Il libro è “Anime galleggianti” e racconta un viaggio che è quasi dietro casa eppure inaspettato: tre giorni “dalla pianura al mare tagliando per i campi”. Cosa ci fanno due cantautori insieme su tre metri quadrati di alluminio che galleggiano sull’acqua del fiume? Cosa vedono e che emozioni scoprono dentro a questo canale del Po i rappresentanti emiliani di due generazioni diverse della musica d’autore? A raccontare il viaggio lungo uno dei luoghi-simbolo della terra padana sono appunto Vasco Brondi, 32 anni, famoso con il nome d’arte di Le luci della centrale elettrica, e Massimo Zamboni, 50enne tra i fondatori del mitico gruppo dei Cccp e poi dei Csi. Loro la definiscono una “crociera nel posto meno turistico del mondo”.

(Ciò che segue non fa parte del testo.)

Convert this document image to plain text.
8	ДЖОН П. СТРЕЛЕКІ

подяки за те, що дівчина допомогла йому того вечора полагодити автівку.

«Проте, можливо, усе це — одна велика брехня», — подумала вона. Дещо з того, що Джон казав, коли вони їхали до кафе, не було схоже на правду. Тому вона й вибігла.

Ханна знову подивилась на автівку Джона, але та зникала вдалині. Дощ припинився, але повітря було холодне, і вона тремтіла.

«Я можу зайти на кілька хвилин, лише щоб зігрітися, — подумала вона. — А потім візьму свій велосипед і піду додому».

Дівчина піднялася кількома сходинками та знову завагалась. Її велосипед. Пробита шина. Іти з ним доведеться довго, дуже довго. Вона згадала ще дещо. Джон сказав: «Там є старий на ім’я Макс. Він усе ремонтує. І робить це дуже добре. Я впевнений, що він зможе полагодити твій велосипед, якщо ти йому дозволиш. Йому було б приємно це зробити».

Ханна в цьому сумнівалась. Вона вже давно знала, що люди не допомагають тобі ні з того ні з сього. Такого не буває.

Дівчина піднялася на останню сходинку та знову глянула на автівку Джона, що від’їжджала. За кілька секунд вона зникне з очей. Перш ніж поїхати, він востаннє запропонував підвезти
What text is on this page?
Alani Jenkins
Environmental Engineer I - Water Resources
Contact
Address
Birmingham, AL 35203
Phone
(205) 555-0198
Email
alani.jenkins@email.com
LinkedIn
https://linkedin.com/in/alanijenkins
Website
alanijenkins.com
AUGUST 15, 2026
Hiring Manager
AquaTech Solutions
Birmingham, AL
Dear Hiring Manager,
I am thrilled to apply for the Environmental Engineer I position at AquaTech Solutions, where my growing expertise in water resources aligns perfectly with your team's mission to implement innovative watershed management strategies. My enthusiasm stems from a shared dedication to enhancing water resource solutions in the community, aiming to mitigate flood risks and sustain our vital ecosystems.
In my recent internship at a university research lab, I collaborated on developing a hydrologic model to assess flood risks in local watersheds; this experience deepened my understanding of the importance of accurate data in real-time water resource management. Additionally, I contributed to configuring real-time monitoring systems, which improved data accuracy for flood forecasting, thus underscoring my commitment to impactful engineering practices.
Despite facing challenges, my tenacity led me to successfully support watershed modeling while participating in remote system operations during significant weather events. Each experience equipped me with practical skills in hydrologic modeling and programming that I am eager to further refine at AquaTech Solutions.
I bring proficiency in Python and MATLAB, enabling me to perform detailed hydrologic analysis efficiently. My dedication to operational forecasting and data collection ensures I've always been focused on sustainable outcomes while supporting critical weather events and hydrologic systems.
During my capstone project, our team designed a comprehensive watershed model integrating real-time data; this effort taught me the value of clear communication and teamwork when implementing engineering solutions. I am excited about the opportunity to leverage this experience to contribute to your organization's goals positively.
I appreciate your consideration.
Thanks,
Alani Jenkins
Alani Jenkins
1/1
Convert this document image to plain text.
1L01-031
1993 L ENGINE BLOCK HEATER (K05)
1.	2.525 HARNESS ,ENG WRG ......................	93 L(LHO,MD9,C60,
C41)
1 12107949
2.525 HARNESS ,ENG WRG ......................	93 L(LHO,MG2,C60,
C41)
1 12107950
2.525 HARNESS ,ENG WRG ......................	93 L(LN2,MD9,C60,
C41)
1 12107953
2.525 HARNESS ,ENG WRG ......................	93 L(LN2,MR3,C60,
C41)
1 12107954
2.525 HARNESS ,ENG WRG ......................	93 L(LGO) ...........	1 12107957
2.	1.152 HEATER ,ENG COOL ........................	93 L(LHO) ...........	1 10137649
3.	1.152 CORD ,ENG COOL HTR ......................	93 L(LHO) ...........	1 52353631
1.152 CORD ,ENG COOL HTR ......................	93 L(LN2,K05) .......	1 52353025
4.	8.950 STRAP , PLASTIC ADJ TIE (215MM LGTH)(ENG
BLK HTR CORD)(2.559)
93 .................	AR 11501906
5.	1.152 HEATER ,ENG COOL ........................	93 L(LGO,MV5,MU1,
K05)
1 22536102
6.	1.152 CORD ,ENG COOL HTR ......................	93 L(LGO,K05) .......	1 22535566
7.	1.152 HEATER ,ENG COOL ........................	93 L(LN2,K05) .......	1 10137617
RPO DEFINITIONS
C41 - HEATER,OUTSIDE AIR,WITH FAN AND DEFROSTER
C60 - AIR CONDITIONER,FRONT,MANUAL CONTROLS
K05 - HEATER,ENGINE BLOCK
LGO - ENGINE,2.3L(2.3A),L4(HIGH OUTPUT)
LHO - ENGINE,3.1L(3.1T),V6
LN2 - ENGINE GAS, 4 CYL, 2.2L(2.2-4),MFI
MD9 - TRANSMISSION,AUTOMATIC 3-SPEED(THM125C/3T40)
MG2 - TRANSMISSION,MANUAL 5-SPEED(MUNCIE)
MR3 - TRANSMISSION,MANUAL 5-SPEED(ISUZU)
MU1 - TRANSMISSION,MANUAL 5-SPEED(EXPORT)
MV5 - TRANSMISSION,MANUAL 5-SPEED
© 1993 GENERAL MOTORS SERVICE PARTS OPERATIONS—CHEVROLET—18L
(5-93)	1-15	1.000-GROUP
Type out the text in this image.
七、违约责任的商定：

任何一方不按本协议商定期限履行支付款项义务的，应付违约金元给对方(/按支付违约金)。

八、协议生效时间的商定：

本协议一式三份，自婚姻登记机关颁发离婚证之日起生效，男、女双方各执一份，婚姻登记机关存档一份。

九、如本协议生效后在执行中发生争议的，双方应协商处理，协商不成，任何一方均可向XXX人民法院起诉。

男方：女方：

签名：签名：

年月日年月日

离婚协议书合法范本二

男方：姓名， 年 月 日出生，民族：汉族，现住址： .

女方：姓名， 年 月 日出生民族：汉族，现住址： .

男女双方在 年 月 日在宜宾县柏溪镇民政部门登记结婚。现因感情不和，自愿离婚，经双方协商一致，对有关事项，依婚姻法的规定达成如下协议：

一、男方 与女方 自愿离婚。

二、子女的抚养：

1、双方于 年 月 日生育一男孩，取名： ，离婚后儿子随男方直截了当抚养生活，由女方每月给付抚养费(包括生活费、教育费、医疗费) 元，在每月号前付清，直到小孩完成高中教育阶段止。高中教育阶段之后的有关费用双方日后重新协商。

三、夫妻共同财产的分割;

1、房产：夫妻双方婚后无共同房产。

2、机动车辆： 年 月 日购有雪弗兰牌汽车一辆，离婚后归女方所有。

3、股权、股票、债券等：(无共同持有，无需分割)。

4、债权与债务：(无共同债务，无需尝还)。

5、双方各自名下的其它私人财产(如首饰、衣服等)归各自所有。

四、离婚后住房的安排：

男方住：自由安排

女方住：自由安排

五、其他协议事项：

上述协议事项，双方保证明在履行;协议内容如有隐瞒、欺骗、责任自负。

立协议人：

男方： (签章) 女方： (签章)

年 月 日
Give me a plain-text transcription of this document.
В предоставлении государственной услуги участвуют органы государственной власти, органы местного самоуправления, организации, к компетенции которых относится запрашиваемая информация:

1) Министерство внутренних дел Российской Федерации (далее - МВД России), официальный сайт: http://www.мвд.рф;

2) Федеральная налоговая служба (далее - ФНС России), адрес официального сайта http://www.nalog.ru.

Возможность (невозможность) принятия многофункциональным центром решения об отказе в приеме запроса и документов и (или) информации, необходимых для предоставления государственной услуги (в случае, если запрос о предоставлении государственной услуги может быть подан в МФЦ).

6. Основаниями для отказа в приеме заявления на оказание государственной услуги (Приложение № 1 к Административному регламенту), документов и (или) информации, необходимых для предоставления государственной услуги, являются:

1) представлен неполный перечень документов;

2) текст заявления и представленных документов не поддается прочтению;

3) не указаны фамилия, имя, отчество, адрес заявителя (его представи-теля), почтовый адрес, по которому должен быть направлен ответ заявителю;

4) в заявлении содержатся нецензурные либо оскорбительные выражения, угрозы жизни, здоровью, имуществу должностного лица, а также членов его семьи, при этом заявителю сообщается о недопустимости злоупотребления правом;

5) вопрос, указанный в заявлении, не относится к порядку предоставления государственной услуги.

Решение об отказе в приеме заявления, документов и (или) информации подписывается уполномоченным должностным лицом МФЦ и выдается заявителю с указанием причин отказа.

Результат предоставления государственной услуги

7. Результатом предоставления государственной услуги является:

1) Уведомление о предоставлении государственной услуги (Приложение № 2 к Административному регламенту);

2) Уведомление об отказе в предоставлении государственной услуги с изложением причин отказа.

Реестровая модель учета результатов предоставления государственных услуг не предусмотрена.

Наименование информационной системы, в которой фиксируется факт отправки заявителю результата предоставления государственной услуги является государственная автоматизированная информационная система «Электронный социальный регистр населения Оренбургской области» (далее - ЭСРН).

Il libro, fresco fresco di pubblicazione, viene presentato per la prima volta in un tour che parte da Ferrara, poco distante da dove inizia il viaggio che c’è dentro, nella città dove Vasco Brondi è cresciuto e poco lontano dalla “patria” di Massimo Zamboni, che è di Reggio Emilia e ne è sempre andato fiero. A chiacchierare con loro – davanti a un pubblico che mescola fan ventenni da concerto e parenti e amici di ogni età – è Paolo Foschini, giornalista del Corriere della sera, che a Ferrara ci è nato e torna qui con gli occhi di chi sta a Milano da anni, ma si ritrova perfettamente a suo agio sui temi della sua adolescenza, circondata dai dischi dei Cccp ancora ben custoditi nella vecchia cameretta.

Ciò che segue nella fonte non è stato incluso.